Nonalcoholic fatty liver disease (NAFLD) is the hepatic manifestation of cardiometabolic syndrome, which often also includes obesity, diabetes, and dyslipidemia. It is rapidly becoming the most prevalent liver disease worldwide. A sizable minority of NAFLD patients develop nonalcoholic steatohepatitis (NASH), which is characterized by inflammatory changes that can lead to progressive liver damage, cirrhosis, and hepatocellular carcinoma. Recent studies have shown that in addition to genetic predisposition and diet, the gut microbiota affects hepatic carbohydrate and lipid metabolism as well as influences the balance between pro-inflammatory and anti-inflammatory effectors in the liver, thereby impacting NAFLD and its progression to NASH In this review, we will explore the impact of gut microbiota and microbiota-derived compounds on the development and progression of NAFLD and NASH, and the unexplored factors related to potential microbiome contributions to this common liver disease.

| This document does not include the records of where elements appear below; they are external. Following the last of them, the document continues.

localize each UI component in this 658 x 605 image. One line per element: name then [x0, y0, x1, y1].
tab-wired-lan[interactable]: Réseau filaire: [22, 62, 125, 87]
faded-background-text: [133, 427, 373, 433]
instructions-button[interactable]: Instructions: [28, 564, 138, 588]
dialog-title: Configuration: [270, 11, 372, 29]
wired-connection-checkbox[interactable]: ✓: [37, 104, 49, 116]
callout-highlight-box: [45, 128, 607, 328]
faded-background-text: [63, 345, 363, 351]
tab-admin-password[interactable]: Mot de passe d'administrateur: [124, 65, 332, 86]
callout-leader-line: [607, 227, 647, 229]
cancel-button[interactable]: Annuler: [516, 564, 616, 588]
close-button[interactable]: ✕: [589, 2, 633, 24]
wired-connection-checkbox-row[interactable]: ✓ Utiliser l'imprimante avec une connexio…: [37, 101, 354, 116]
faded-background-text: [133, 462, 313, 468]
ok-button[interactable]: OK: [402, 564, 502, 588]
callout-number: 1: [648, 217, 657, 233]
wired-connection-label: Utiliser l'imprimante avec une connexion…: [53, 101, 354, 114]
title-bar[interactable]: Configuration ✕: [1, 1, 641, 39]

Keywords: microbiome/microbiota; nonalcoholic fatty liver disease; nonalcoholic steatohepatitis.

Figure 1. Gut microbiota‐derived compounds affecting liver metabolism

Microbiome‐derived compounds affect the hepatocytes via small molecules leading to highly interconnected effects including pro‐inflammatory signaling, changes in gene expression, and alteration in metabolism and toxicity. Bile acids bind their receptor in the intestinal epithelial cells leading to release of βKlotho that travels via portal vein to the liver where it binds FGFR4 on the surface of hepatocytes and leads to changes in metabolism. Bile acids also activate the TGR5 receptor on the Kupffer cells leading to secretion of pro‐inflammatory cytokines that in turn signal to hepatocytes. Bacterial pattern molecules, i.e., peptidoglycan and LPS, signal via TRL2 and TRL4. Short‐chain fatty acids act via binding to their receptors (acetate binds GPR43) and alter metabolism; additionally, butyrate is histone deacetylase (HDAC) inhibitor and regulates gene expression through modulation of chromatin state. Phenylacetate by unknown mechanism affects expression of metabolic genes such as Fasn and Lpl leading to metabolic changes. Finally, acetaldehyde, toxic derivative of ethanol, exacerbates high oxidative stress on the hepatocytes.

Figure 2. Pattern diagram featuring gut permeability, bacterial translocation, and TLR signaling in NAFLD/NASH

Gut microbiota alteration might contribute to increased gut permeability, translocation of bacteria, and microbiota products from the gut to liver through the portal vein. Different TLRs (TLR4, TLR9, TLR2, TLR5) in different cell types of the liver (Kupffer cells, hepatic stellate cells, hepatocytes) sense bacterial products and trigger downstream inflammatory responses as well as cytokine production. Different cell types, such as Kupffer cells and hepatic stellate cells, might interact with each other in inducing inflammation and fibrosis.